CAPÍTULO 7: La última palabra
La lluvia caía sobre la ciudad sin piedad. No como una tormenta, sino como una confesión. Lenta. Constante. Ineludible.
Abril llegó a la estación con una mochila pequeña y la chaqueta de Gabriel, esa que encontró doblada con cuidado entre los pocos restos que le devolvieron del hospital militar. No sabía por qué estaba allí. O sí: tal vez buscaba algo que no tenía forma. Una respuesta, una señal, un final.
En su libreta, había una dirección escrita con letra ajena. Una nota añadida a la carta de Gabriel, garabateada en el margen inferior:
“Si alguna vez decides entender todo, busca en esta estación. Andén 3. Día 245. Hora 06:45.”
Era el día 245 del calendario.
La estación estaba casi vacía, como lo estuvo aquella vez.
Abril se sentó en una banca, frente al reloj grande de la plataforma. Eran las 06:39. Afuera, el mundo parecía esperar junto con ella. Pero no llegó nadie.
06:45. Nada.
06:50. Una madre con un niño pasó corriendo, sin mirarla.
06:52. Abril cerró los ojos. “Ridícula,” pensó. “¿Qué esperaba? ¿Un milagro?”
Entonces, alguien se sentó a su lado.
No fue un sonido. Fue un olor. Tabaco rubio. Y café.
Giró lentamente.
Era Damián. Más delgado. Con barba. Pero con los mismos ojos.

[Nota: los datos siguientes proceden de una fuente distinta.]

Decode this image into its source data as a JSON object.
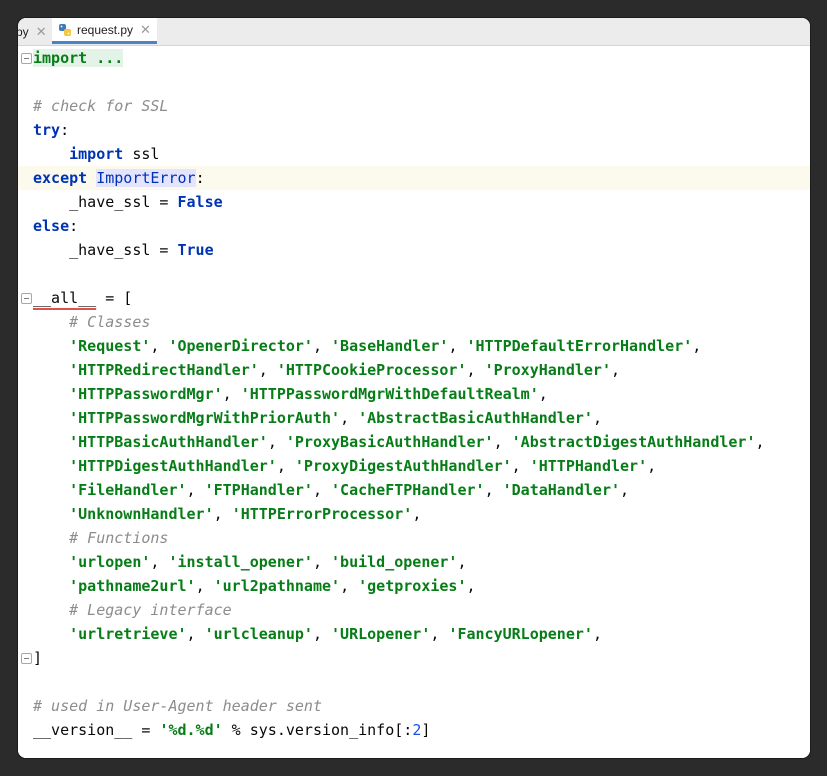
{
  "tabs": [
    {
      "label": "py",
      "active": false
    },
    {
      "label": "request.py",
      "active": true,
      "icon": "python-file-icon"
    }
  ],
  "colors": {
    "keyword": "#0033b3",
    "string": "#067d17",
    "comment": "#8c8c8c",
    "number": "#1750eb",
    "caret_line": "#fcfaed",
    "tab_underline": "#4b83c9"
  },
  "editor": {
    "caret_line_index": 5,
    "lines": [
      {
        "tokens": [
          [
            "folded",
            "import ..."
          ]
        ],
        "fold": true
      },
      {
        "tokens": []
      },
      {
        "tokens": [
          [
            "cmt",
            "# check for SSL"
          ]
        ]
      },
      {
        "tokens": [
          [
            "kw",
            "try"
          ],
          [
            "txt",
            ":"
          ]
        ]
      },
      {
        "tokens": [
          [
            "txt",
            "    "
          ],
          [
            "kw",
            "import"
          ],
          [
            "txt",
            " ssl"
          ]
        ]
      },
      {
        "tokens": [
          [
            "kw",
            "except"
          ],
          [
            "txt",
            " "
          ],
          [
            "hl",
            "ImportError"
          ],
          [
            "txt",
            ":"
          ]
        ]
      },
      {
        "tokens": [
          [
            "txt",
            "    _have_ssl = "
          ],
          [
            "kw",
            "False"
          ]
        ]
      },
      {
        "tokens": [
          [
            "kw",
            "else"
          ],
          [
            "txt",
            ":"
          ]
        ]
      },
      {
        "tokens": [
          [
            "txt",
            "    _have_ssl = "
          ],
          [
            "kw",
            "True"
          ]
        ]
      },
      {
        "tokens": []
      },
      {
        "tokens": [
          [
            "dunder",
            "__all__"
          ],
          [
            "txt",
            " = ["
          ]
        ],
        "fold": true
      },
      {
        "tokens": [
          [
            "txt",
            "    "
          ],
          [
            "cmt",
            "# Classes"
          ]
        ]
      },
      {
        "tokens": [
          [
            "txt",
            "    "
          ],
          [
            "str",
            "'Request'"
          ],
          [
            "txt",
            ", "
          ],
          [
            "str",
            "'OpenerDirector'"
          ],
          [
            "txt",
            ", "
          ],
          [
            "str",
            "'BaseHandler'"
          ],
          [
            "txt",
            ", "
          ],
          [
            "str",
            "'HTTPDefaultErrorHandler'"
          ],
          [
            "txt",
            ","
          ]
        ]
      },
      {
        "tokens": [
          [
            "txt",
            "    "
          ],
          [
            "str",
            "'HTTPRedirectHandler'"
          ],
          [
            "txt",
            ", "
          ],
          [
            "str",
            "'HTTPCookieProcessor'"
          ],
          [
            "txt",
            ", "
          ],
          [
            "str",
            "'ProxyHandler'"
          ],
          [
            "txt",
            ","
          ]
        ]
      },
      {
        "tokens": [
          [
            "txt",
            "    "
          ],
          [
            "str",
            "'HTTPPasswordMgr'"
          ],
          [
            "txt",
            ", "
          ],
          [
            "str",
            "'HTTPPasswordMgrWithDefaultRealm'"
          ],
          [
            "txt",
            ","
          ]
        ]
      },
      {
        "tokens": [
          [
            "txt",
            "    "
          ],
          [
            "str",
            "'HTTPPasswordMgrWithPriorAuth'"
          ],
          [
            "txt",
            ", "
          ],
          [
            "str",
            "'AbstractBasicAuthHandler'"
          ],
          [
            "txt",
            ","
          ]
        ]
      },
      {
        "tokens": [
          [
            "txt",
            "    "
          ],
          [
            "str",
            "'HTTPBasicAuthHandler'"
          ],
          [
            "txt",
            ", "
          ],
          [
            "str",
            "'ProxyBasicAuthHandler'"
          ],
          [
            "txt",
            ", "
          ],
          [
            "str",
            "'AbstractDigestAuthHandler'"
          ],
          [
            "txt",
            ","
          ]
        ]
      },
      {
        "tokens": [
          [
            "txt",
            "    "
          ],
          [
            "str",
            "'HTTPDigestAuthHandler'"
          ],
          [
            "txt",
            ", "
          ],
          [
            "str",
            "'ProxyDigestAuthHandler'"
          ],
          [
            "txt",
            ", "
          ],
          [
            "str",
            "'HTTPHandler'"
          ],
          [
            "txt",
            ","
          ]
        ]
      },
      {
        "tokens": [
          [
            "txt",
            "    "
          ],
          [
            "str",
            "'FileHandler'"
          ],
          [
            "txt",
            ", "
          ],
          [
            "str",
            "'FTPHandler'"
          ],
          [
            "txt",
            ", "
          ],
          [
            "str",
            "'CacheFTPHandler'"
          ],
          [
            "txt",
            ", "
          ],
          [
            "str",
            "'DataHandler'"
          ],
          [
            "txt",
            ","
          ]
        ]
      },
      {
        "tokens": [
          [
            "txt",
            "    "
          ],
          [
            "str",
            "'UnknownHandler'"
          ],
          [
            "txt",
            ", "
          ],
          [
            "str",
            "'HTTPErrorProcessor'"
          ],
          [
            "txt",
            ","
          ]
        ]
      },
      {
        "tokens": [
          [
            "txt",
            "    "
          ],
          [
            "cmt",
            "# Functions"
          ]
        ]
      },
      {
        "tokens": [
          [
            "txt",
            "    "
          ],
          [
            "str",
            "'urlopen'"
          ],
          [
            "txt",
            ", "
          ],
          [
            "str",
            "'install_opener'"
          ],
          [
            "txt",
            ", "
          ],
          [
            "str",
            "'build_opener'"
          ],
          [
            "txt",
            ","
          ]
        ]
      },
      {
        "tokens": [
          [
            "txt",
            "    "
          ],
          [
            "str",
            "'pathname2url'"
          ],
          [
            "txt",
            ", "
          ],
          [
            "str",
            "'url2pathname'"
          ],
          [
            "txt",
            ", "
          ],
          [
            "str",
            "'getproxies'"
          ],
          [
            "txt",
            ","
          ]
        ]
      },
      {
        "tokens": [
          [
            "txt",
            "    "
          ],
          [
            "cmt",
            "# Legacy interface"
          ]
        ]
      },
      {
        "tokens": [
          [
            "txt",
            "    "
          ],
          [
            "str",
            "'urlretrieve'"
          ],
          [
            "txt",
            ", "
          ],
          [
            "str",
            "'urlcleanup'"
          ],
          [
            "txt",
            ", "
          ],
          [
            "str",
            "'URLopener'"
          ],
          [
            "txt",
            ", "
          ],
          [
            "str",
            "'FancyURLopener'"
          ],
          [
            "txt",
            ","
          ]
        ]
      },
      {
        "tokens": [
          [
            "txt",
            "]"
          ]
        ],
        "fold": true
      },
      {
        "tokens": []
      },
      {
        "tokens": [
          [
            "cmt",
            "# used in User-Agent header sent"
          ]
        ]
      },
      {
        "tokens": [
          [
            "txt",
            "__version__ = "
          ],
          [
            "str",
            "'%d.%d'"
          ],
          [
            "txt",
            " % sys.version_info[:"
          ],
          [
            "num",
            "2"
          ],
          [
            "txt",
            "]"
          ]
        ]
      }
    ]
  }
}
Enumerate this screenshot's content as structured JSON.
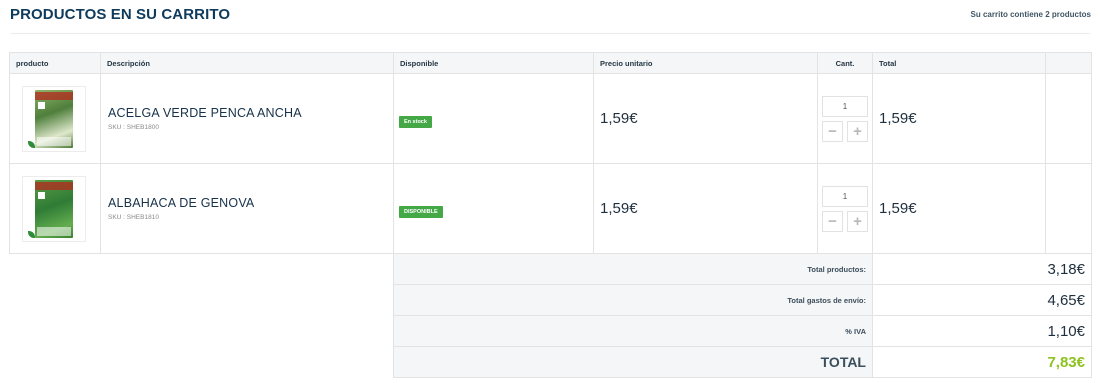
{
  "header": {
    "title": "PRODUCTOS EN SU CARRITO",
    "cart_count": "Su carrito contiene 2 productos"
  },
  "table": {
    "columns": [
      "producto",
      "Descripción",
      "Disponible",
      "Precio unitario",
      "Cant.",
      "Total",
      ""
    ],
    "rows": [
      {
        "name": "ACELGA VERDE PENCA ANCHA",
        "sku": "SKU : SHEB1800",
        "availability": "En stock",
        "unit_price": "1,59€",
        "quantity": "1",
        "total": "1,59€"
      },
      {
        "name": "ALBAHACA DE GENOVA",
        "sku": "SKU : SHEB1810",
        "availability": "DISPONIBLE",
        "unit_price": "1,59€",
        "quantity": "1",
        "total": "1,59€"
      }
    ],
    "qty_minus": "−",
    "qty_plus": "+"
  },
  "totals": {
    "products_label": "Total productos:",
    "products_value": "3,18€",
    "shipping_label": "Total gastos de envío:",
    "shipping_value": "4,65€",
    "vat_label": "% IVA",
    "vat_value": "1,10€",
    "grand_label": "TOTAL",
    "grand_value": "7,83€"
  },
  "colors": {
    "title": "#0e3a5c",
    "badge": "#45a847",
    "grand_total": "#8dc21f"
  }
}
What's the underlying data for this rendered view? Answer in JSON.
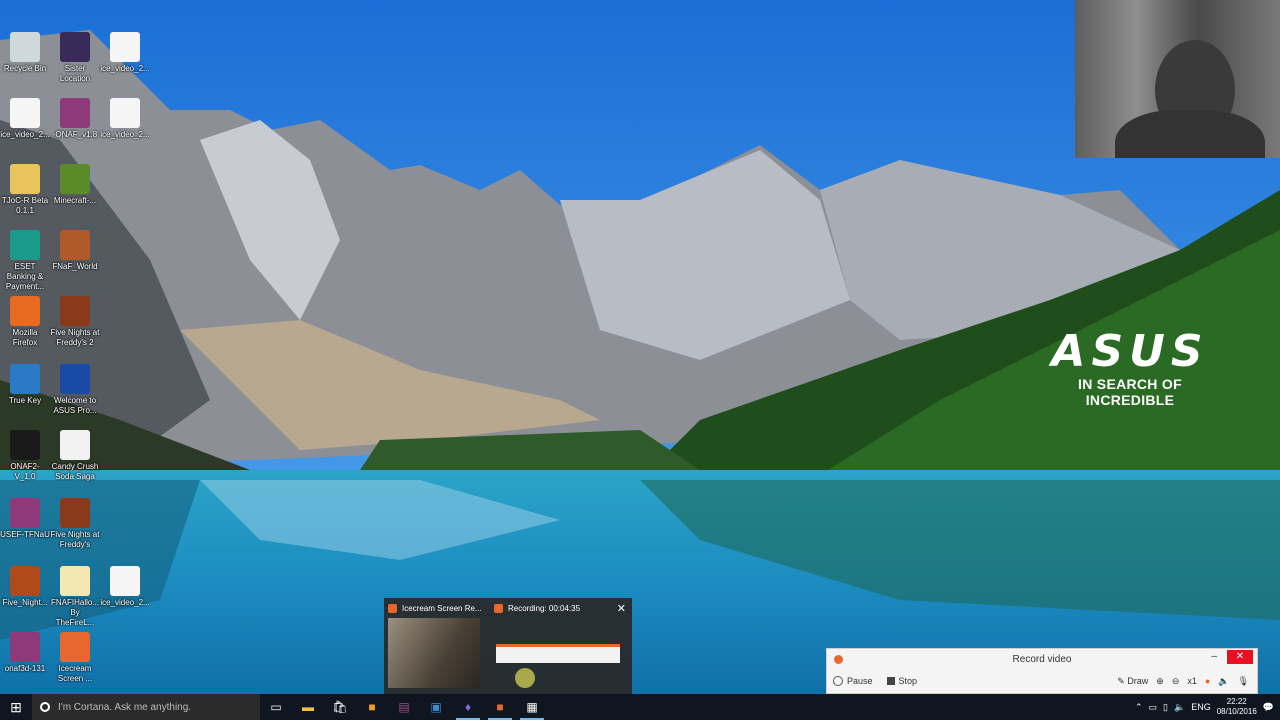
{
  "wallpaper": {
    "brand_logo": "ASUS",
    "brand_tagline": "IN SEARCH OF INCREDIBLE"
  },
  "desktop_icons": [
    {
      "label": "Recycle Bin",
      "icon": "recycle-bin-icon",
      "color": "#cfd8dc"
    },
    {
      "label": "Sister Location",
      "icon": "game-icon",
      "color": "#3a2a5a"
    },
    {
      "label": "ice_video_2...",
      "icon": "firefox-icon",
      "color": "#f5f5f5"
    },
    {
      "label": "ice_video_2...",
      "icon": "firefox-icon",
      "color": "#f5f5f5"
    },
    {
      "label": "-ONAF_v1.8",
      "icon": "archive-icon",
      "color": "#8e3a7a"
    },
    {
      "label": "ice_video_2...",
      "icon": "firefox-icon",
      "color": "#f5f5f5"
    },
    {
      "label": "TJoC-R Beta 0.1.1",
      "icon": "folder-icon",
      "color": "#e8c45a"
    },
    {
      "label": "Minecraft-...",
      "icon": "minecraft-icon",
      "color": "#5a8a2a"
    },
    {
      "label": "ESET Banking & Payment...",
      "icon": "eset-icon",
      "color": "#1a9b8a"
    },
    {
      "label": "FNaF_World",
      "icon": "freddy-icon",
      "color": "#b05a2a"
    },
    {
      "label": "Mozilla Firefox",
      "icon": "firefox-icon",
      "color": "#e86a20"
    },
    {
      "label": "Five Nights at Freddy's 2",
      "icon": "freddy-icon",
      "color": "#8a3a1a"
    },
    {
      "label": "True Key",
      "icon": "truekey-icon",
      "color": "#2a7ac8"
    },
    {
      "label": "Welcome to ASUS Pro...",
      "icon": "asus-icon",
      "color": "#1a4aa8"
    },
    {
      "label": "ONAF2-V_1.0",
      "icon": "game-icon",
      "color": "#1a1a1a"
    },
    {
      "label": "Candy Crush Soda Saga",
      "icon": "document-icon",
      "color": "#f2f2f2"
    },
    {
      "label": "USEF-TFNaU",
      "icon": "archive-icon",
      "color": "#8e3a7a"
    },
    {
      "label": "Five Nights at Freddy's",
      "icon": "freddy-icon",
      "color": "#8a3a1a"
    },
    {
      "label": "Five_Night...",
      "icon": "freddy-icon",
      "color": "#b04a1a"
    },
    {
      "label": "FNAFIHallo... By TheFireL...",
      "icon": "folder-icon",
      "color": "#f2e8b0"
    },
    {
      "label": "ice_video_2...",
      "icon": "firefox-icon",
      "color": "#f5f5f5"
    },
    {
      "label": "onaf3d-131",
      "icon": "archive-icon",
      "color": "#8e3a7a"
    },
    {
      "label": "Icecream Screen ...",
      "icon": "icecream-icon",
      "color": "#e8672c"
    }
  ],
  "taskbar": {
    "cortana_placeholder": "I'm Cortana. Ask me anything.",
    "language": "ENG",
    "time": "22:22",
    "date": "08/10/2016"
  },
  "thumbnails": [
    {
      "title": "Icecream Screen Re..."
    },
    {
      "title": "Recording: 00:04:35"
    }
  ],
  "record_panel": {
    "title": "Record video",
    "pause_label": "Pause",
    "stop_label": "Stop",
    "draw_label": "Draw",
    "zoom_label": "x1"
  }
}
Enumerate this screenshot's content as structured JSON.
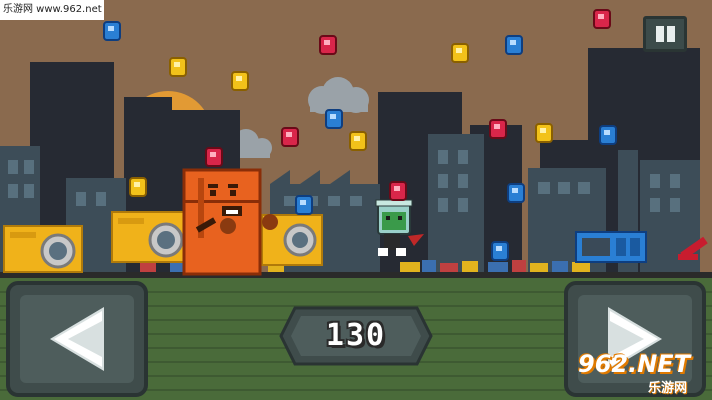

Y una herida visible en el cuello, como una firma del pasado.
Ninguno habló.
Solo se miraron. Largo. Profundo.
Hasta que Abril dijo:
—¿Cómo supiste?
Damián sacó un cuaderno. Uno de los suyos. Lo abrió por la mitad.
Una página arrancada.
—No lo supe —respondió—. Solo volví a los lugares donde alguna vez dijimos la verdad.
Abril miró su termo, el mismo que había llevado aquella vez.
Estaba vacío.
—No tengo café —murmuró.
Damián sonrió apenas.
—Tampoco yo tengo palabras.
Ambos rieron. No como antes. Pero como si aún pudieran.
Y entonces, Abril sacó algo de su mochila.
Una carta. Sellada. Nunca abierta.
—Esto llegó ayer. Desde el correo del frente. A nombre de Gabriel.
Damián la tomó. La abrió con cuidado.
Pero no era de Gabriel.
Era de ella misma, escrita meses atrás y extraviada en los sistemas de correo militar.
La leyó. En silencio.
Damián,
Si estás leyendo esto, es porque sobrevivimos. Y eso ya es milagro suficiente.
No sé si nos volveremos a ver. Pero quiero dejarte esta última palabra.
Gracias.
No por amarme. Sino por escuchar incluso cuando no dije nada.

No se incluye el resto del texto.